Joe Orton’s plays are disquietingly funny not because of their nihilism but because of their relentless logic. Few satirists are as unsparing of human behaviour and of human institutions. The lineage probably begins with Kafka. In The Trial, the authorities knock at the door of Josef K, arrest him and convict him for a crime that is never revealed -either to him or the reader. Writers such as Orton have continued to examine the dangerous absurdities of such power.

In Orton’s first stage success, Loot, Inspector Truscott enters a house posing as a representative of the water board:

“There was no excuse for a warrant. We had no proof. However, the water board doesn’t need a warrant to enter private houses. And so I availed myself of this loophole in the law. It’s for your own good that Authority behaves in this seemingly alarming way.”

The cheerful manner, the evasive language -a mix of platitude and officialese- and the recurrent insistence that it is all for one’s own good, these are the hallmarks of Orton’s comedy. In What the Butler Saw, Mrs Prentice chirps -“My room at the hotel was small, airless and uncomfortable. A model of its kind.” When Dr Rance arrives, Dr Prentice asks – “Do you cover asylums proper? Or just houses of tentative madness.”

Writing in the mid-Sixties, Orton is part of a more general push for change. The Macmillan government, rocked by the Profumo scandal and the Philby revelations, epitomised an Establishment where not only were fings not what they used to be but neither were they what they seemed to be. Authority, punitively represented by the Church, the Law and the Press, was revealed as being as perverse and lawless as those it hounded. Orton and his lover Kenneth Halliwell knew first hand about the harsh whims of the legal system when in 1962 they were both sentenced to six months imprisonment for defacing eighty-eight library books.

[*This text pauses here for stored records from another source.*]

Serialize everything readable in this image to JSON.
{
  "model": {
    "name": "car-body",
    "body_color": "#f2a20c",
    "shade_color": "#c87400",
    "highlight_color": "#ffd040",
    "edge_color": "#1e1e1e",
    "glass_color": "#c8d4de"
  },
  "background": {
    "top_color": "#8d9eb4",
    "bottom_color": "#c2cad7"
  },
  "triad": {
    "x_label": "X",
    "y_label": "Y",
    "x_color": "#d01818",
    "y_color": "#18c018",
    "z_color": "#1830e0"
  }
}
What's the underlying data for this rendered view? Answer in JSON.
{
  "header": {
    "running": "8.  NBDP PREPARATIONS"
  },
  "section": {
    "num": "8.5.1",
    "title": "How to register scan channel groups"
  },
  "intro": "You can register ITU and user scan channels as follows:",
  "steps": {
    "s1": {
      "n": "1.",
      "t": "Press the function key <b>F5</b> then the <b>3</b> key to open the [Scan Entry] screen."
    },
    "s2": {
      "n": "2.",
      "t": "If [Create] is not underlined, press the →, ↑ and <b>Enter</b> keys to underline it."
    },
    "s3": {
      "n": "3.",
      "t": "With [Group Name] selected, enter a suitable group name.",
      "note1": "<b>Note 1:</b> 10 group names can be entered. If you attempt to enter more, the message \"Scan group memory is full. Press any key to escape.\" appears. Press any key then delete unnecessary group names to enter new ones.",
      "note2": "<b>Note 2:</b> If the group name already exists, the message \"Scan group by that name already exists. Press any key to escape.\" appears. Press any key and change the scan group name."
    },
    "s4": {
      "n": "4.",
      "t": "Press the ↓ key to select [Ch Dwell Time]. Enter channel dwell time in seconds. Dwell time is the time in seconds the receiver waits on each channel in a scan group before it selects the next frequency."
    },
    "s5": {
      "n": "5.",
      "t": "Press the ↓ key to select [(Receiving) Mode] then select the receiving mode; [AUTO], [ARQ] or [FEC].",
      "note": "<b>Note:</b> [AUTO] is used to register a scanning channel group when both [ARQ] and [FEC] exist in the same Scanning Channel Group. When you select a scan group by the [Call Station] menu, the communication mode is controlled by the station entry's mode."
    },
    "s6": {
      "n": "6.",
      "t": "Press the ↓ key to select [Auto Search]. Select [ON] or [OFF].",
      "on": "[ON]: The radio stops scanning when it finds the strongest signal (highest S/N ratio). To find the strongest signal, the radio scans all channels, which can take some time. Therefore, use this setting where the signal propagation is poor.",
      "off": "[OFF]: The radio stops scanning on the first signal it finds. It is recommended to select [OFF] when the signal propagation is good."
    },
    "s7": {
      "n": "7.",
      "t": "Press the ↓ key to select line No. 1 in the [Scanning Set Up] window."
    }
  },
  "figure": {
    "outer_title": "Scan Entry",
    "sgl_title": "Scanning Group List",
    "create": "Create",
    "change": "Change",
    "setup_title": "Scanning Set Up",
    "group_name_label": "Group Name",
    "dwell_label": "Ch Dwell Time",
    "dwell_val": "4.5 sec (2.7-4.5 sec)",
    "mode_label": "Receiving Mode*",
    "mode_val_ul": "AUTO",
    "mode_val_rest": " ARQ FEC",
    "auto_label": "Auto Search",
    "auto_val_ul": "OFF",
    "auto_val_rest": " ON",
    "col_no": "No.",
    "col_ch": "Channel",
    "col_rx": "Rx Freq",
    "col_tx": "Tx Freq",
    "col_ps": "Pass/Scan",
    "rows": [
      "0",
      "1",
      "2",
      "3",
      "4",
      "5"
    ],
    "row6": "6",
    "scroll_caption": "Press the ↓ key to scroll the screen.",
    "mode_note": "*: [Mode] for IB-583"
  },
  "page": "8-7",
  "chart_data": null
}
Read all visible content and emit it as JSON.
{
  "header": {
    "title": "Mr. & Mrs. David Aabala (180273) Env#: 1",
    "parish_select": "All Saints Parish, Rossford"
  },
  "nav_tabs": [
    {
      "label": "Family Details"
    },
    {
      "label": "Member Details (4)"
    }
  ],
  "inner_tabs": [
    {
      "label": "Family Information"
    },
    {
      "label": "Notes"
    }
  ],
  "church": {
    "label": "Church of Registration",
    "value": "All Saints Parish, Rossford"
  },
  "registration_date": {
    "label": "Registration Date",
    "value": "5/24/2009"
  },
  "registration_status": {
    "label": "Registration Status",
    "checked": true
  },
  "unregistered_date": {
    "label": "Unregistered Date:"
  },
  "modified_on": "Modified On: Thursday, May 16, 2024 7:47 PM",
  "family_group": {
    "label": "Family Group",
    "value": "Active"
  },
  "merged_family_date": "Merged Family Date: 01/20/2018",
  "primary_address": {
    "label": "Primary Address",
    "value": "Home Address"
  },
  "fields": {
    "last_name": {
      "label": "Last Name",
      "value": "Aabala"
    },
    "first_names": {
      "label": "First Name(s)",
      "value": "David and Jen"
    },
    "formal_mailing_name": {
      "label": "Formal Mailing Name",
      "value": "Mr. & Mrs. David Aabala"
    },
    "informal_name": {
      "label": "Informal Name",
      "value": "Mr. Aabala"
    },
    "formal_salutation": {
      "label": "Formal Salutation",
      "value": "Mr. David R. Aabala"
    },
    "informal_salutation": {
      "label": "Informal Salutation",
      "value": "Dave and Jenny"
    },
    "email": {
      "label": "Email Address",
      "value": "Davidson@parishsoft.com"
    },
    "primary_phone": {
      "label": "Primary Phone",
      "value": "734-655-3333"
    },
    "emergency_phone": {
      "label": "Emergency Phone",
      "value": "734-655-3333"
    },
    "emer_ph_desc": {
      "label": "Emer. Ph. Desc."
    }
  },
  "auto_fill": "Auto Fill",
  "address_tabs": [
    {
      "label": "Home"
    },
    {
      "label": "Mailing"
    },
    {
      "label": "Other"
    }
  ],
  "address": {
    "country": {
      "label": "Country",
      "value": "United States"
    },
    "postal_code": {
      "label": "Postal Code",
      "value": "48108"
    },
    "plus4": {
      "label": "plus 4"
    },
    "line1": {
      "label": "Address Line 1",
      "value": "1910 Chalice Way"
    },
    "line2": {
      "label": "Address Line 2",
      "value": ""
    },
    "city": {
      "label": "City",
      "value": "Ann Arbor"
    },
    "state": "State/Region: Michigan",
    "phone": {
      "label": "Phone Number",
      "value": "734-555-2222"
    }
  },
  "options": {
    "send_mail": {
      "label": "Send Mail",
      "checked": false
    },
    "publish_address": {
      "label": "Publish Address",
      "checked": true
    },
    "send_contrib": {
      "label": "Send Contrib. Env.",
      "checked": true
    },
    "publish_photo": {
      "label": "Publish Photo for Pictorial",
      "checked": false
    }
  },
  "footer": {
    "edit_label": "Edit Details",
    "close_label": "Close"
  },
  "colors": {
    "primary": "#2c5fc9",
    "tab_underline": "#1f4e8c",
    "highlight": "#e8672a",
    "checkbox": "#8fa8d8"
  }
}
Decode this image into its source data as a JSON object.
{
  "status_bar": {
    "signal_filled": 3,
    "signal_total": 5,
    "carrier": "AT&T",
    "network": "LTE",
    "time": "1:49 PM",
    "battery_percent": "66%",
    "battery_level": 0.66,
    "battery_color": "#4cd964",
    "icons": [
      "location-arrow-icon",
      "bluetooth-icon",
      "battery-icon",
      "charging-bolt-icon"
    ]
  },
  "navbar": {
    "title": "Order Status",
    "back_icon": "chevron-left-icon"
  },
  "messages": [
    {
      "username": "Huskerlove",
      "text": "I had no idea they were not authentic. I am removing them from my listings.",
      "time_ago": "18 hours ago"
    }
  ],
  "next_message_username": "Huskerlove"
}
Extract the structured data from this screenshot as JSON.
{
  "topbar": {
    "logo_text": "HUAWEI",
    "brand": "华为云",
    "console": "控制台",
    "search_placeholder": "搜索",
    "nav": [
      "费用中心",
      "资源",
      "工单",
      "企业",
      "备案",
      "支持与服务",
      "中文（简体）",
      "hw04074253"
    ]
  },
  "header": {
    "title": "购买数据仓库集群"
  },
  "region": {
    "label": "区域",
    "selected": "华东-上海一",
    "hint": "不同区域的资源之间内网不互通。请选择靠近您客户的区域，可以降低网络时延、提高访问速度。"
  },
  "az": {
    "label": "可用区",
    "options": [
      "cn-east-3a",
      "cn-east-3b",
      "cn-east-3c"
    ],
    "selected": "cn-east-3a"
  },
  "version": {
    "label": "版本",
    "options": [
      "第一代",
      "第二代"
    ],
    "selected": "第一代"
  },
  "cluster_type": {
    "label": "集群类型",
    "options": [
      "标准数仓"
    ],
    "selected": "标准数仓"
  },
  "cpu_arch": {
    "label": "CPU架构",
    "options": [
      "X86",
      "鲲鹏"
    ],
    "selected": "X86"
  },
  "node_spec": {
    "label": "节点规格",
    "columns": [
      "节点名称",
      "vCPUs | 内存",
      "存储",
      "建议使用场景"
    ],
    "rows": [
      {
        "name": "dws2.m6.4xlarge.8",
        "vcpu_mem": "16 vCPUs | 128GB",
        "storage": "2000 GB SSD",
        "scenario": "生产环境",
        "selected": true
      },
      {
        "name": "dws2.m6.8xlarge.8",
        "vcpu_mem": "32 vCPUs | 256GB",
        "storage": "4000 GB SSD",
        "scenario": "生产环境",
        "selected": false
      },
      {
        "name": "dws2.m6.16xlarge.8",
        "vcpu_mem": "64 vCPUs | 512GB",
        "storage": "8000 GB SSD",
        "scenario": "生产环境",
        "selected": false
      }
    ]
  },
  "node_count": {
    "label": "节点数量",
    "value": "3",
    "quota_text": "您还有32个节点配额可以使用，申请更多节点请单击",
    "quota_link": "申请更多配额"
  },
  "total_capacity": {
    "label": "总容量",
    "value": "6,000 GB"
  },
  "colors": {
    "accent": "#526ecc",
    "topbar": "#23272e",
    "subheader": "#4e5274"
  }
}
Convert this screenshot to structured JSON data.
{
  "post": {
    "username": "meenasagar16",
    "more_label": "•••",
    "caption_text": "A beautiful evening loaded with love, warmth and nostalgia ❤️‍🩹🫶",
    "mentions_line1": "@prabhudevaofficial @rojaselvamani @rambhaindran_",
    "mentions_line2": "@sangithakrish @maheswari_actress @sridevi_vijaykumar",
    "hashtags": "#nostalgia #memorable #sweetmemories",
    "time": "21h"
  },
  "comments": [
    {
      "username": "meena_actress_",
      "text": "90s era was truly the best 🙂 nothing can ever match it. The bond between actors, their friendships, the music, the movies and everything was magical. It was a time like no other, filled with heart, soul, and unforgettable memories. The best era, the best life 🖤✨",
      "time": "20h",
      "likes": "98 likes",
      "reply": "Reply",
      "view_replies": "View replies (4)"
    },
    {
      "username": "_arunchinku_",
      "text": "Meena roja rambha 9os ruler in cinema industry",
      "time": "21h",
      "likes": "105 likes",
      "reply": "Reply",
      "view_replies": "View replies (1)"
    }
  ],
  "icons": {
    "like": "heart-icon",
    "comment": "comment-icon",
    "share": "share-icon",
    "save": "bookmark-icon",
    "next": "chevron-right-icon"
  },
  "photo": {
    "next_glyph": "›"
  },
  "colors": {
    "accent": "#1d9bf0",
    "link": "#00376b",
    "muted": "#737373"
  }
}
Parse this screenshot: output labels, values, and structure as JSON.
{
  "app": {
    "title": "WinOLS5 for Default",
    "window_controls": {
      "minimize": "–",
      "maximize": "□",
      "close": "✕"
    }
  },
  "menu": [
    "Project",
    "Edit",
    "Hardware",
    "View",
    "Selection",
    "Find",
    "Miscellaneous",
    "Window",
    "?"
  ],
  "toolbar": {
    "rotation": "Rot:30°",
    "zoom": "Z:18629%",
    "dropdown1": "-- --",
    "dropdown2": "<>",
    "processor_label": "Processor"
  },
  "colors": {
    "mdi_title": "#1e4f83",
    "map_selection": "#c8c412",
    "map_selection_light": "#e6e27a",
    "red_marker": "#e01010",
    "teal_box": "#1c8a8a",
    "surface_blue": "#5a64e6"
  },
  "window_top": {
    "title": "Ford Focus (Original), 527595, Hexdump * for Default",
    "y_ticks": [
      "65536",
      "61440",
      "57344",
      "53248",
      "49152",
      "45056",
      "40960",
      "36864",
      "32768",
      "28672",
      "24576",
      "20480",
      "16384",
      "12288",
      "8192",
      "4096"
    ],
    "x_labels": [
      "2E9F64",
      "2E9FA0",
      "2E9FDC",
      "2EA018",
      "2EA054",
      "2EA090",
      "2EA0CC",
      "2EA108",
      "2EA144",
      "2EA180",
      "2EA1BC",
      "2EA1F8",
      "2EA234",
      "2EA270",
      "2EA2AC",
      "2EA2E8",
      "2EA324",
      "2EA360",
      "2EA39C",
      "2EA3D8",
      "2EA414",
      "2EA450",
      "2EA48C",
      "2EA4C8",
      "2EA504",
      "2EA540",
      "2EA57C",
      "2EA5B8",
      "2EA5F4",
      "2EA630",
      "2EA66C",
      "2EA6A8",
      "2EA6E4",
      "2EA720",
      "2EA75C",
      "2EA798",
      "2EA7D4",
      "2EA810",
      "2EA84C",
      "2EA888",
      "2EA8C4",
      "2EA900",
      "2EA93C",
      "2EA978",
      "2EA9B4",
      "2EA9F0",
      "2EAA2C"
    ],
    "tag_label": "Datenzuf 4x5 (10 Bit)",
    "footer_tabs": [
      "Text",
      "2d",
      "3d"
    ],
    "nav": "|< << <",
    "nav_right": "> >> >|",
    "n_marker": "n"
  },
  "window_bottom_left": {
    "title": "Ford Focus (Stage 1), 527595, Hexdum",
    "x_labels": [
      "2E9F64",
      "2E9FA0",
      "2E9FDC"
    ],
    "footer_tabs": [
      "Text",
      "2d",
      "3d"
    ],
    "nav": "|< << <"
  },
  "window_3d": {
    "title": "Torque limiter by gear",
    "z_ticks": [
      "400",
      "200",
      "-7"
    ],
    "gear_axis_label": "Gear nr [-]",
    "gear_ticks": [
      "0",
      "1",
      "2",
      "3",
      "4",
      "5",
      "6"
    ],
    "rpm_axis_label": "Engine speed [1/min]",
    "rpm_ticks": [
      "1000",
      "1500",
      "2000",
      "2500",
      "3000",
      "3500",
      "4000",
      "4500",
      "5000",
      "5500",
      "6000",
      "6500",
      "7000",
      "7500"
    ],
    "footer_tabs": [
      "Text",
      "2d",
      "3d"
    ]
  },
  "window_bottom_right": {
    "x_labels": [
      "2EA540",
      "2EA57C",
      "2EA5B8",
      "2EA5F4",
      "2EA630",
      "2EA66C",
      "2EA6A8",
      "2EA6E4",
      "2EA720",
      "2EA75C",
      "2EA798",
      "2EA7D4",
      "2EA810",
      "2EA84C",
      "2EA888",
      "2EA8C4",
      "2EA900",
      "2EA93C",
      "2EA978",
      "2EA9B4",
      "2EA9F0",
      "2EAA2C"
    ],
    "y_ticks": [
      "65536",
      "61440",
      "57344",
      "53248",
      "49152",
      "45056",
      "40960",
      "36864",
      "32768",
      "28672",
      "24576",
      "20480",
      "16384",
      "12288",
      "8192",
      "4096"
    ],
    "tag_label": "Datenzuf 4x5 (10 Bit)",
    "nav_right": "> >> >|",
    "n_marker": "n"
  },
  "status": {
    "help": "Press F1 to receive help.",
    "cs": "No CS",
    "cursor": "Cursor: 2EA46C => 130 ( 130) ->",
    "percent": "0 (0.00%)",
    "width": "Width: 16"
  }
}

Another prank which Orton perpetuated, this time without detection, was to write letters of mock outrage to newspapers and officialdom signing himself (Mrs) Edna Whelthorpe.

What the Butler Saw, Orton’s final play, continues his swipes against the hypocrisies of power, this time focussing on the presumptions of the medical profession in general and psychiatry in particular. The prescription of normality – especially in sexual matters – encourages Orton to greater and greater ribaldry. Echoing the suave satire and epigrammatic brilliance of Oscar Wilde’s The Importance of Being Earnest, Orton also incorporates the Oh Crikey confusions of those English theatrical institutions, the Aldwych farces. But where Wilde is forgiving and Ben Travers benign, Orton’s comedy is violent, disturbing and, in the hectic final scenes, out of control.

Much has been written about Orton’s own life- and the grisly circumstances of his murder. Too much has been made of the link between the art and the man. What the Butler Saw is harsh comedy but it is also affirmative, as the most splenetic satire always is. Hell breaks loose and chaos abounds but the final image is transcendent. As Orton’s stage direction indicates -“They pick up their clothes and weary, bleeding, drugged and drunk, climb the rope ladder into the blazing light.”